Premier grande leçon de ce scrutin est le taux de participation fort intéressant. La courbe de ce taux était au cœur d’une sourde bataille de légitimité et de réelle représentation. S’il était bas, tous eux qui avait fait de l’abstention et du boycott leur cheval de bataille allaient célébrer dans la rue leur réussite d’avoir été entendus et suivis. Le rapport de force aurait été entre les tenants d’un projet auquel l’adhésion est minime et une majorité silencieuse et indifférente. Or le taux de 2011, salué par beaucoup comme une vraie performance qui dément les oracles les plus pessimistes, marque au contraire l’incontestable adhésion des marocains à ce processus électoral. Ce taux indique un double message instantané. Il renvoie la marge les tenants de la philosophie abstentionniste. Il donne une légitimité sans faille à l’ensemble du processus et pose les jalons d’une réel restructuration du champs politique marocain.
Seconde leçon de ce scrutin est la poussée manifeste des islamistes du PJD. Il paraît clair aujourd’hui que le contexte régional marqué par un triomphe d’Annahda en Tunisie, d’une renaissance des frères musulmans en Egypte allait forcément influencer l’opération électorale marocaine. Il est tout aussi vrai que si le PJD a pu réaliser une telle performance, c’est parce qu’il a su aussi mener une campagne de proximité, aidée en cela par un réseau de relations aussi dense que variés qu’il a su habilement tisser dans différents secteurs de la société marocaine. Si on rajoute à cela qu’au lieu de mener une campagne agressive e vindicative, les icônes du PJD ont concentré leur stratégie sur la dénonciation de la corruption et l’appel à une nouvelle gouvernance, la séduction et la persuasion était au bout de cette logique.
Troisième leçon à tirer de ce scrutin est l’attitude des grands partis qui ont participé à cette opération. Le fait qu’au soir du scrutin, certains ténors ont reconnu leur défaite et salué la percée du PJD est une attitude nouvelle en soi qui témoigne d’une forme de sérénité et d’apaisement qui fait entrer le Maroc dans un cycle normal où les alternances par les urnes peuvent se passer en douceur. Ceux qui étaient au pouvoir hier se disent calmement prêt à prendre le maquis de l’opposition parlementaire pour faire vivre et animer cette jeune démocratie marocaine.
Quatrième leçon est le renouvellement inévitable de la classe gouvernante marocaine. Le nouveau gouvernement présentera fatalement un casting nouveau de dirigeants pour mettre en pratique une nouvelle politique et construire un nouveau discours Cette ré-configuration passera aussi par la nature des alliances que le PJD sera dans l’obligation de passer par gouverner. Dans ce contexte, il serait intéressant d’observer les subtiles dosages, les fins équilibrés qui vont pouvoir présider à la naissance du nouveau gouvernement.
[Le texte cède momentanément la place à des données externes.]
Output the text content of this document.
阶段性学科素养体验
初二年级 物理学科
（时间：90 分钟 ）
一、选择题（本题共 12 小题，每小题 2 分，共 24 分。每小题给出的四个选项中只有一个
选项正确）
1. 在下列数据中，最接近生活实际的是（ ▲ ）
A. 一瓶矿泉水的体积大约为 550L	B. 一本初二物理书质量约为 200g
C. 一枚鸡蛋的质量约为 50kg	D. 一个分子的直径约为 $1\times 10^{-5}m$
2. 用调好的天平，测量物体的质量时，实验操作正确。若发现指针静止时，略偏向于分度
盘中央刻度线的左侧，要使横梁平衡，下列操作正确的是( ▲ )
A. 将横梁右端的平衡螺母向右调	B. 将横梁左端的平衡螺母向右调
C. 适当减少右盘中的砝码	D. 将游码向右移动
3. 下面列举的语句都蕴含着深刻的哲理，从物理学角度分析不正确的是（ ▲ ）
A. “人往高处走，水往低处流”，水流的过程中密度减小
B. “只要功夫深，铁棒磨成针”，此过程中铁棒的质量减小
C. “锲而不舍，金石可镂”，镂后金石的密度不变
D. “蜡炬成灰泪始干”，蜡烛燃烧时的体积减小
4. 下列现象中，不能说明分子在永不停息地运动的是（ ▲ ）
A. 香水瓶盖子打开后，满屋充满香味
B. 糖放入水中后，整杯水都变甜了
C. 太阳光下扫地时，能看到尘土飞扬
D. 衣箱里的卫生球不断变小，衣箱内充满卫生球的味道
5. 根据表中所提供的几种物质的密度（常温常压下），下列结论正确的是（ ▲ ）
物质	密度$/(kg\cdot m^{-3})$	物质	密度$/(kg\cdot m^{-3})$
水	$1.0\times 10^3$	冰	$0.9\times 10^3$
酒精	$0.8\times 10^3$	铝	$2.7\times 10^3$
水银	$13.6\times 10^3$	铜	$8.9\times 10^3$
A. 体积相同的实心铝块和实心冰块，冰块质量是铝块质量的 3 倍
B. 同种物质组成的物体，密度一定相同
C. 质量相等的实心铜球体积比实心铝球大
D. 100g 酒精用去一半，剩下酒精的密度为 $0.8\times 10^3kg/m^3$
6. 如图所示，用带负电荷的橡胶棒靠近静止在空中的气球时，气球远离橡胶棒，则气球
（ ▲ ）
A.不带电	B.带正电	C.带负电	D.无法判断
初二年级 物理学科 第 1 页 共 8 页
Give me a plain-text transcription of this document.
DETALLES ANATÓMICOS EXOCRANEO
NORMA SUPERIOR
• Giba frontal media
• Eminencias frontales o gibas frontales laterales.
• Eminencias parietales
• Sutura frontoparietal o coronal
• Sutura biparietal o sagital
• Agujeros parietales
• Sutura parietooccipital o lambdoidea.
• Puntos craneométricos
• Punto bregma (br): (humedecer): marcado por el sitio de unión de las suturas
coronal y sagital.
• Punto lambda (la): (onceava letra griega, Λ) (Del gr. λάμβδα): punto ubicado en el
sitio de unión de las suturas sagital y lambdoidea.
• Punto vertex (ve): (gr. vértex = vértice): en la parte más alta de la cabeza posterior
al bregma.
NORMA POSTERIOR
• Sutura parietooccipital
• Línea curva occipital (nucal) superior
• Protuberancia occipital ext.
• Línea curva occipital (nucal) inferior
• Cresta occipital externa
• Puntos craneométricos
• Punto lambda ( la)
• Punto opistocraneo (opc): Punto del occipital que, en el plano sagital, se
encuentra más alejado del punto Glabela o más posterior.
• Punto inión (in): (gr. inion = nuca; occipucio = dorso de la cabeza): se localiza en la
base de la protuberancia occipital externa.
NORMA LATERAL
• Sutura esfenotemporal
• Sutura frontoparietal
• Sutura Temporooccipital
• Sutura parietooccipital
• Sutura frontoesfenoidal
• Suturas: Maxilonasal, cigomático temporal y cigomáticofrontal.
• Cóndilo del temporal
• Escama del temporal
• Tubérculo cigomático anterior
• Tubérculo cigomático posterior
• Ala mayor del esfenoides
Il est vrai aussi qu’au cœur des résultats de ce scrutin, l’apparition du PJD comme une force politique incontournable. Certains s’en réjouissent, d’autres s’en inquiètent. Tout au long de la campagne, son numéro Un Abdelilah Benkirane n’a eu de cesse d’adresser des messages pour rassurer sur le intentions de son parti. Un parti fortement attaché à la monarchie, qui veillera à ne pas réduire la marge des libertés des marocains. Son credo: lutter contre la corruption et installer une bonne gouvernance. Il faut dire que l’apparition du PJD comme force motrice du champs politique marocain a fait, sur un plan politique et symbolique, deux victimes collatérales. La première est l’autre groupe islamiste marocain non reconnu "Al Adl Al Ihsane". Le second est le mouvement du 20 février qui a misé toute sa fortune politique sur le boycott de ces élections et qui a vu les marocains passer outre et se ruer vers les urnes à hauteur de 45%. Aujourd’hui , un processus électoral est là. Il va donner naissance une nouvelle chambre des représentants et un nouveau gouvernement. Il est légitime par les conditions de son organisation et par le taux de sa participation. Une contestation et une critique audible et recevable sur le plan interne et international ne peut avoir comme théâtre que le parlement, siège de toutes les joutes et polémiques propres à l’exercice démocratique.